A Scar size as % of LV 60 days post ischemic injury. B Left: Percent EF post ischemic injury in adult mice showing evolution over time (days). Right: Percent EF 60 days post ischemic injury in adult mice (final time point). C Heart weight-to-body weight ratio 60 days post ischemic injury. D Histological sections stained with Masson’s Trichrome showing scarring 60 days post ischemic injury from apex to base in WT and Myc overexpressing (2MYC) hearts. E Histological sections of hearts stained with wheat germ agglutinin (WGA-gray) post ischemic injury 60 days after LAD in wild type (WT) and Myc overexpressing hearts (1MYC and 2 MYC) (left).
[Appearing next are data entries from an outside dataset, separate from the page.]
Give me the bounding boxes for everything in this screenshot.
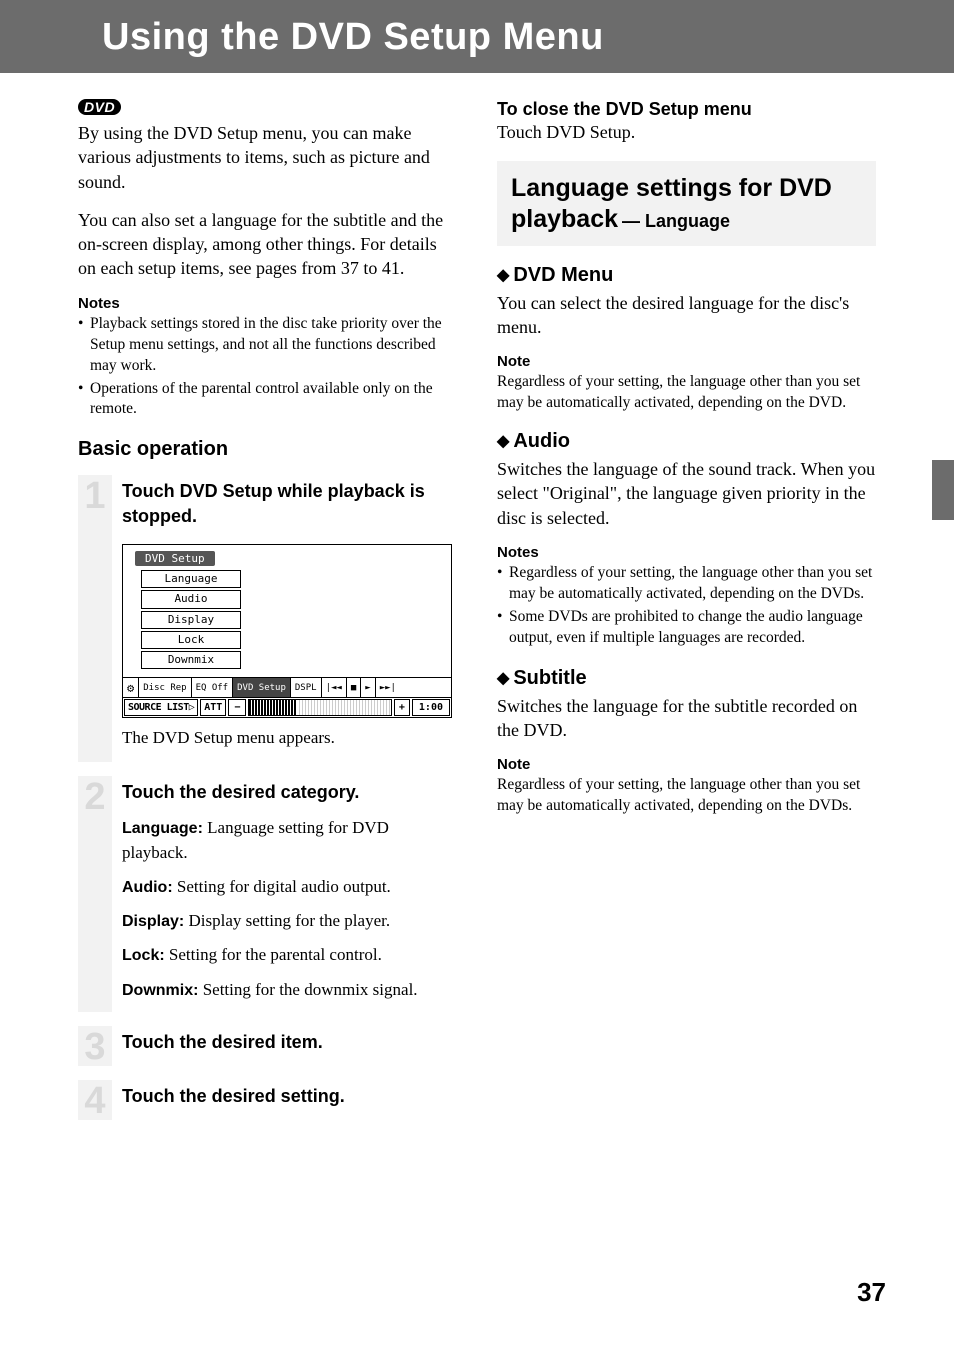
note-item: Operations of the parental control avail… (78, 379, 457, 421)
tb-disc-rep[interactable]: Disc Rep (139, 678, 191, 697)
note-item: Regardless of your setting, the language… (497, 563, 876, 605)
note-item: Playback settings stored in the disc tak… (78, 314, 457, 377)
menu-item-audio[interactable]: Audio (141, 590, 241, 608)
section-suffix: — Language (622, 211, 730, 231)
tb-next-icon[interactable]: ►►| (376, 678, 400, 697)
step-number: 1 (78, 475, 112, 538)
category-language: Language: Language setting for DVD playb… (122, 816, 457, 864)
gear-icon[interactable]: ⚙ (123, 678, 139, 697)
section-heading-box: Language settings for DVD playback — Lan… (497, 161, 876, 246)
step-number: 2 (78, 776, 112, 816)
notes-heading: Notes (497, 544, 876, 561)
close-menu-heading: To close the DVD Setup menu (497, 99, 876, 120)
notes-list: Playback settings stored in the disc tak… (78, 314, 457, 421)
audio-notes-list: Regardless of your setting, the language… (497, 563, 876, 649)
dvd-setup-diagram: DVD Setup Language Audio Display Lock Do… (122, 544, 452, 718)
intro-paragraph-1: By using the DVD Setup menu, you can mak… (78, 121, 457, 194)
tb-dspl[interactable]: DSPL (291, 678, 322, 697)
subtitle-body: Switches the language for the subtitle r… (497, 694, 876, 743)
step-3: 3 Touch the desired item. (78, 1026, 457, 1066)
step-bar (78, 538, 112, 762)
audio-heading: ◆Audio (497, 430, 876, 453)
volume-bar[interactable] (248, 699, 392, 716)
note-body: Regardless of your setting, the language… (497, 775, 876, 817)
dvd-badge-icon: DVD (78, 99, 121, 115)
step-2: 2 Touch the desired category. (78, 776, 457, 816)
subtitle-heading: ◆Subtitle (497, 667, 876, 690)
note-heading: Note (497, 353, 876, 370)
note-item: Some DVDs are prohibited to change the a… (497, 607, 876, 649)
step-1: 1 Touch DVD Setup while playback is stop… (78, 475, 457, 538)
menu-item-display[interactable]: Display (141, 611, 241, 629)
step-title: Touch the desired category. (122, 780, 457, 804)
step-number: 4 (78, 1080, 112, 1120)
step-bar (78, 816, 112, 1012)
step-title: Touch the desired setting. (122, 1084, 457, 1108)
tb-dvd-setup[interactable]: DVD Setup (233, 678, 291, 697)
page-title: Using the DVD Setup Menu (102, 16, 954, 59)
step-number: 3 (78, 1026, 112, 1066)
tb-play-icon[interactable]: ► (361, 678, 375, 697)
category-display: Display: Display setting for the player. (122, 909, 457, 933)
notes-heading: Notes (78, 295, 457, 312)
menu-item-lock[interactable]: Lock (141, 631, 241, 649)
step-title: Touch the desired item. (122, 1030, 457, 1054)
category-lock: Lock: Setting for the parental control. (122, 943, 457, 967)
tb-stop-icon[interactable]: ■ (347, 678, 361, 697)
tb-prev-icon[interactable]: |◄◄ (322, 678, 347, 697)
note-body: Regardless of your setting, the language… (497, 372, 876, 414)
dvd-menu-heading: ◆DVD Menu (497, 264, 876, 287)
step-1-content: DVD Setup Language Audio Display Lock Do… (78, 538, 457, 762)
side-tab (932, 460, 954, 520)
menu-item-downmix[interactable]: Downmix (141, 651, 241, 669)
right-column: To close the DVD Setup menu Touch DVD Se… (497, 99, 876, 1134)
volume-plus-button[interactable]: + (394, 699, 410, 716)
note-heading: Note (497, 756, 876, 773)
menu-item-language[interactable]: Language (141, 570, 241, 588)
category-downmix: Downmix: Setting for the downmix signal. (122, 978, 457, 1002)
step-2-content: Language: Language setting for DVD playb… (78, 816, 457, 1012)
diagram-caption: The DVD Setup menu appears. (122, 728, 457, 748)
att-button[interactable]: ATT (200, 699, 226, 716)
page-banner: Using the DVD Setup Menu (0, 0, 954, 73)
tb-eq-off[interactable]: EQ Off (192, 678, 234, 697)
volume-minus-button[interactable]: − (228, 699, 246, 716)
basic-operation-heading: Basic operation (78, 438, 457, 461)
category-audio: Audio: Setting for digital audio output. (122, 875, 457, 899)
dvd-menu-body: You can select the desired language for … (497, 291, 876, 340)
close-menu-text: Touch DVD Setup. (497, 122, 876, 143)
audio-body: Switches the language of the sound track… (497, 457, 876, 530)
source-list-button[interactable]: SOURCE LIST▷ (124, 699, 198, 716)
step-title: Touch DVD Setup while playback is stoppe… (122, 479, 457, 528)
clock-display: 1:00 (412, 699, 450, 716)
toolbar-row: ⚙ Disc Rep EQ Off DVD Setup DSPL |◄◄ ■ ►… (123, 677, 451, 697)
left-column: DVD By using the DVD Setup menu, you can… (78, 99, 457, 1134)
intro-paragraph-2: You can also set a language for the subt… (78, 208, 457, 281)
bottom-row: SOURCE LIST▷ ATT − + 1:00 (123, 697, 451, 717)
step-4: 4 Touch the desired setting. (78, 1080, 457, 1120)
diagram-title: DVD Setup (135, 551, 215, 566)
page-number: 37 (857, 1277, 886, 1308)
Quantification of cardiomyocyte cross-sectional area distribution post ischemic injury 60 days after LAD ligation in wild type (WT) and Myc-overexpressing hearts (2 MYC) (right). Data presented as individual hearts, mean and error bars (when shown) represent SD. Data presented in (E) as distribution of individual cardiomyocyte area (n > 1000 cells/condition) and mean. Scale bars: 2 mm. *p < 0.05 **p < 0.01 ***p < 0.001 ****p < 0.0005.
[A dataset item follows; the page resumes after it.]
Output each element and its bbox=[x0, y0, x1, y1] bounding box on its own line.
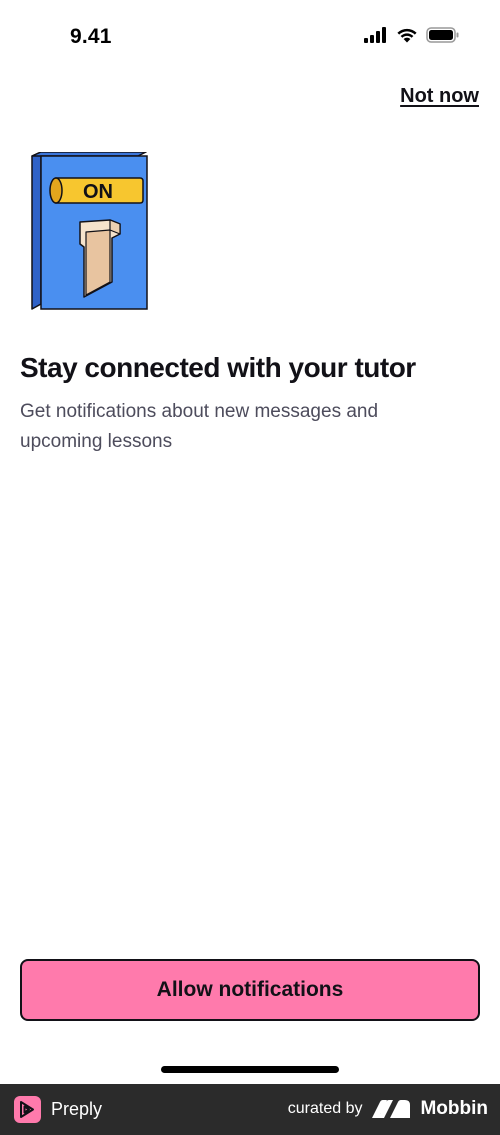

Fig. 4. Myc mild overexpression promotes no major alteration in cardiomyocyte populations and activates cell cycle in cardiomyocytes after ischemic injury.
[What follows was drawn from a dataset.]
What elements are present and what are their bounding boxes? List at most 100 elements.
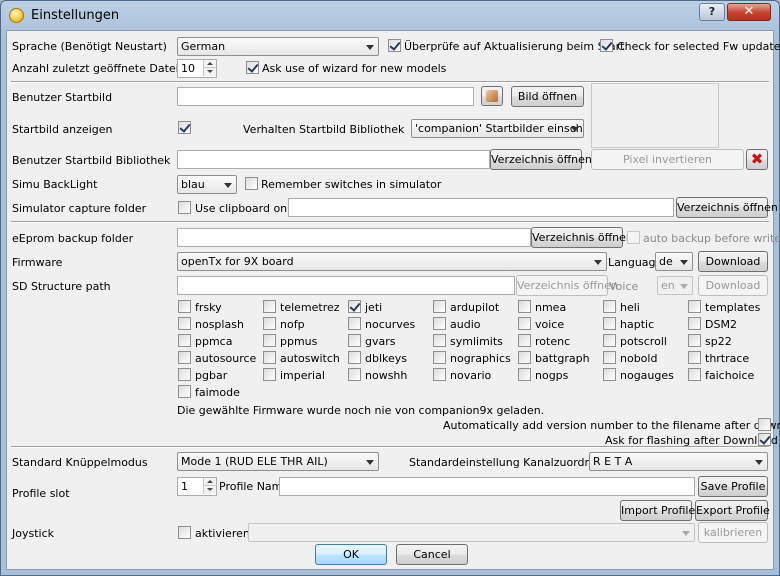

A–C Quantification of cardiomyocyte population proportions in P28 uninjured hearts (Uninjured) and hearts that suffered ischemic injury at P7 analyzed at P28 (Post-MI) for mononucleated (A), binucleated (B) and multinucleated (C) CMs in WT or Myc-overexpressing hearts. D Representative confocal images of mononucleated, binucleated and multinucleated cardiomyocytes isolated by Langendorff digestion positively stained for BrdU (Green) and DAPI (blue). E Percentage of BrdU+ cardiomyocytes according to nucleation in uninjured hearts at P28 (uninjured) and hearts analyzed 21 days post ischemic injury at P7 (P28) (Post-MI) from WT and Myc-overexpressing mice. F Percentage of BrdU+ cardiomyocytes with respect to the total cardiomyocyte population in uninjured hearts at P28 (uninjured) and hearts analyzed 21 days post ischemic injury at P7 (P28) (Post-MI) from WT and Myc-overexpressing hearts. (Mo: mononucleated, Bi: binucleated, Mu: Multinucleated). Data presented as individual hearts, mean and error bars (when shown) represent SD. (n = 500–1000 CM scored/heart). Scale bars: 50 μm *p < 0.05 **p < 0.01 ***p < 0.001 ****p < 0.0005 (* represents p-value when comparing WT and MYC for each condition and # represents p-value when comparing each genotype with its own value in control and Post-MI conditions).